Note that the in test turns the sense of the matching around (compared to the standard re module). It asks “is the given string in the set of items this pattern describes?” To be fancy, the Re pattern is an intensionally defined set (namely “all strings matching the pattern”). This order often makes excellent sense whey you have a clear intent for the test. For example, “is the given string within the set of all legitimate commands?”

Second, the in test had the side effect of setting the underscore name _ to the result. Python doesn’t support en passant assignment–apparently, no matter how hard you try, or how much introspection you use. This makes it harder to both test and collect results in the same motion, even though that’s often exactly appropriate. Collecting them in a class variable is a fallback strategy (see the En Passant section below for a slicker one).

If you prefer the more traditional re calls:

if Re(pattern).search(some_string):
    print Re._[1]

Re works even better with named pattern components, which are exposed as attributes of the returned object:

person = 'John Smith 48'
if person in Re(r'(?P<name>[\w\s]*)\s+(?P<age>\d+)'):
    print Re._.name, "is", Re._.age, "years old"
else:
    print "don't understand '{}'".format(person)

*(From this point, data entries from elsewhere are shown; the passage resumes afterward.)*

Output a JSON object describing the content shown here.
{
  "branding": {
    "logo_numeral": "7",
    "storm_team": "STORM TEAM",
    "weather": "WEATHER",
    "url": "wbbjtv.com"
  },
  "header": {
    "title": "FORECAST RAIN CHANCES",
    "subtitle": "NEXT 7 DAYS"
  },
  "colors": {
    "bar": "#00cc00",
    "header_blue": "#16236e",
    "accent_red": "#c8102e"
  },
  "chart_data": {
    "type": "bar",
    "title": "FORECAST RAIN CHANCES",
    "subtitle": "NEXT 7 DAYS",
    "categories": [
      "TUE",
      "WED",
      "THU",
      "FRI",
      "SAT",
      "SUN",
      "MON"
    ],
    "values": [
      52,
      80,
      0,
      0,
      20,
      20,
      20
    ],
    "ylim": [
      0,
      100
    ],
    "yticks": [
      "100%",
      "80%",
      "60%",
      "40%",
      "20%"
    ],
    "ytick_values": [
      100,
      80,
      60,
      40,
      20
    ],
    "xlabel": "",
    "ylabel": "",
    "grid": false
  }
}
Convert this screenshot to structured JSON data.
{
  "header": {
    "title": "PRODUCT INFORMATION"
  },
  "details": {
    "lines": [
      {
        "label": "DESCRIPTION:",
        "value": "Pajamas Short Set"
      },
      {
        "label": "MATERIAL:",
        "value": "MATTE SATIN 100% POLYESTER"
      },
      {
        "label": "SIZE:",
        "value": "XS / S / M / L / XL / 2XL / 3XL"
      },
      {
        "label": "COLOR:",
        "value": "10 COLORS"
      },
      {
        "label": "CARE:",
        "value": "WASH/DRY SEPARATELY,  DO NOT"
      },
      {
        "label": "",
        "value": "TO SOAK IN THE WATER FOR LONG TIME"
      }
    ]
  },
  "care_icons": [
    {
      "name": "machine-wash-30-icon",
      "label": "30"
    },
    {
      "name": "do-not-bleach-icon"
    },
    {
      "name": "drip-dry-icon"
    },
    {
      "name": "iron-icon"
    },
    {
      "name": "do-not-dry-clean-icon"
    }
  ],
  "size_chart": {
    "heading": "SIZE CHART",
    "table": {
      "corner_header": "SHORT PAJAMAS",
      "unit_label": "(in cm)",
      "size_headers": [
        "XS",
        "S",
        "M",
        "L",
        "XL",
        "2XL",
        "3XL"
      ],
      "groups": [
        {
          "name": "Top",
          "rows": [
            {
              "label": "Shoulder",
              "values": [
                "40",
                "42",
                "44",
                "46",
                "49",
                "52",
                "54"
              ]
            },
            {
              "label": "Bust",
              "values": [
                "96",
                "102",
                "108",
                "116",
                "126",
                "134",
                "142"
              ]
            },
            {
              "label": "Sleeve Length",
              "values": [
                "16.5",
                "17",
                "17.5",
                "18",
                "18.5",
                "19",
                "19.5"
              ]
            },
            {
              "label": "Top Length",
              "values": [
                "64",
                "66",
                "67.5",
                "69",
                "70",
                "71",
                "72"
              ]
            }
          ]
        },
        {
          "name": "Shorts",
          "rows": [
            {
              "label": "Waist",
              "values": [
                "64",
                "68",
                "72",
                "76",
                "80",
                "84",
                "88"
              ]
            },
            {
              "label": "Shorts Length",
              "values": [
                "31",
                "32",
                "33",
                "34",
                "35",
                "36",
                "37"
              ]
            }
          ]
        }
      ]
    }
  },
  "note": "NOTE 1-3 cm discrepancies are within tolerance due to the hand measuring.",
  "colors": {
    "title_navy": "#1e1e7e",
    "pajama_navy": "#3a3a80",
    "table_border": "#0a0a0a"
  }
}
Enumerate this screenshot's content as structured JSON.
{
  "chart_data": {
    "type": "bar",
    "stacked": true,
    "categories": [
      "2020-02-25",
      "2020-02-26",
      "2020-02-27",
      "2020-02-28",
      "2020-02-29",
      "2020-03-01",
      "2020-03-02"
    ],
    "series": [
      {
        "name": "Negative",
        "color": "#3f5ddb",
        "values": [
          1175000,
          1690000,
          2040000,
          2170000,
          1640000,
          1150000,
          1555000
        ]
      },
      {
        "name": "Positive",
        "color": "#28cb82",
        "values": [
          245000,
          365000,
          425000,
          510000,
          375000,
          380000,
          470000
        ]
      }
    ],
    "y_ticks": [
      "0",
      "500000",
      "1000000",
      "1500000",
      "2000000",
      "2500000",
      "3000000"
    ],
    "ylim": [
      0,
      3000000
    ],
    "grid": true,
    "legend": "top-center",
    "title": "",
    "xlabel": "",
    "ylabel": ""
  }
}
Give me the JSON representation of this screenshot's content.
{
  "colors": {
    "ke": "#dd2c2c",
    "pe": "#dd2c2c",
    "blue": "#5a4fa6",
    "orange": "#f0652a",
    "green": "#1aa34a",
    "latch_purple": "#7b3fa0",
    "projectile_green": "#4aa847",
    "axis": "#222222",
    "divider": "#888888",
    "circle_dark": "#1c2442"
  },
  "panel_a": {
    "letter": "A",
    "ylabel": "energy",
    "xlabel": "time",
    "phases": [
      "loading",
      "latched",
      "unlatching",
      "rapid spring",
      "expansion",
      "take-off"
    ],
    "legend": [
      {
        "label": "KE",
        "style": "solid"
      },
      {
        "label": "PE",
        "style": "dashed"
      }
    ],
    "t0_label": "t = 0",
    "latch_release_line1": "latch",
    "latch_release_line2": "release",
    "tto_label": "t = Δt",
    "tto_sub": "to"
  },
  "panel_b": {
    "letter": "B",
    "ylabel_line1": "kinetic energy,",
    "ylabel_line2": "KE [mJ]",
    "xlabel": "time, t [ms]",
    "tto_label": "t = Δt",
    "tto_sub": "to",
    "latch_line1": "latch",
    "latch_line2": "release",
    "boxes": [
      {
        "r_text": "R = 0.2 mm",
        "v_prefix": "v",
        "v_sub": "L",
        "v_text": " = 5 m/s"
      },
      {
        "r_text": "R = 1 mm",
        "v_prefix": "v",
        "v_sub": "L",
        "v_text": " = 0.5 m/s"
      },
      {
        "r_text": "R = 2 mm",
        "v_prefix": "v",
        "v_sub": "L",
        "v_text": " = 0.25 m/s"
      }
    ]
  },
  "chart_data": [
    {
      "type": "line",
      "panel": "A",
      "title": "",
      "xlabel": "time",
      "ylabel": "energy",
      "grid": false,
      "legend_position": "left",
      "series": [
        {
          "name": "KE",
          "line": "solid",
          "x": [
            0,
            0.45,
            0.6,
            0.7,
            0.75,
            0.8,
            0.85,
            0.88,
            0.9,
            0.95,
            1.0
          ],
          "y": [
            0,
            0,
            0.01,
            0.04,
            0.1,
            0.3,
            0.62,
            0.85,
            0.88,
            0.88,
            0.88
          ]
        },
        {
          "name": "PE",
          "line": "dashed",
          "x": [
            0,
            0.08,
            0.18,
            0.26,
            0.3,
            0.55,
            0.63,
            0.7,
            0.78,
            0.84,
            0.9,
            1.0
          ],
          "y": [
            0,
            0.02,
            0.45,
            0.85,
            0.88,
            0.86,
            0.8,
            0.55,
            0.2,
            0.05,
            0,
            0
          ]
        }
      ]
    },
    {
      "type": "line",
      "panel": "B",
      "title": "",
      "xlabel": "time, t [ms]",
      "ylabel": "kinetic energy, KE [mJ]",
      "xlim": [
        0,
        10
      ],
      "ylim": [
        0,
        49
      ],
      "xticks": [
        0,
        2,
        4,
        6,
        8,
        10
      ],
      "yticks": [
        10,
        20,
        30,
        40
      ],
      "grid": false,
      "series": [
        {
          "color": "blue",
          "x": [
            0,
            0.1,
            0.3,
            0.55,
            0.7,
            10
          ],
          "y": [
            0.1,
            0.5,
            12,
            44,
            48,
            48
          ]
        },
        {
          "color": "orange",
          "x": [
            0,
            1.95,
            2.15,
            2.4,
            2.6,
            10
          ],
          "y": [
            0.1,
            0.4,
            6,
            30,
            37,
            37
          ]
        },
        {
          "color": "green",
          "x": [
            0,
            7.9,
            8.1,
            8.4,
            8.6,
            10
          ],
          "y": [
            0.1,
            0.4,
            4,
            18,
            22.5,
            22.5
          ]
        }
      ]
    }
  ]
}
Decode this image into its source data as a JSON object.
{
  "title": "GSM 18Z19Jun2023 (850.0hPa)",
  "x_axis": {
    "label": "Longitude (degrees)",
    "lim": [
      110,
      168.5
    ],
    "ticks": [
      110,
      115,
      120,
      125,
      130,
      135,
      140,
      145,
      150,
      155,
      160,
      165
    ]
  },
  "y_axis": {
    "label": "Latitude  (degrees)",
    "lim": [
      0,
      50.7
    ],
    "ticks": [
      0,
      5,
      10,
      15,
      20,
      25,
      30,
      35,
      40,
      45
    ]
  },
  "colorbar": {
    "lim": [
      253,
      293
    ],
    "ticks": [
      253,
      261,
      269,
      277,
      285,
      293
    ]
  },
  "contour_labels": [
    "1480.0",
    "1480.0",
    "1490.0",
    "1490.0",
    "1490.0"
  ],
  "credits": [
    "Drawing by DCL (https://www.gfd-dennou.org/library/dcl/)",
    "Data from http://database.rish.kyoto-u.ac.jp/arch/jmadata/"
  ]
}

One trick being used here is that the returned object is not a pure _sre.SRE_Match that Python’s re module returns. Nor is it a subclass. (That class appears to be unsubclassable.) Thus, regular expression matches return a proxy object that exposes the match object’s numeric (positional) and named groups through indices and attributes. If a named group has the same name as a match object method or property, it takes precedence. Either change the name of the match group or access the underlying property thus: x._match.property

It’s possible also to loop over the results:

for found in Re('pattern (\w+)').finditer('pattern is as pattern does'):
    print found[1]

Or collect them all in one fell swoop:

found = Re('pattern (\w+)').findall('pattern is as pattern does')

Pretty much all of the methods and properties one can access from the standard re module are available.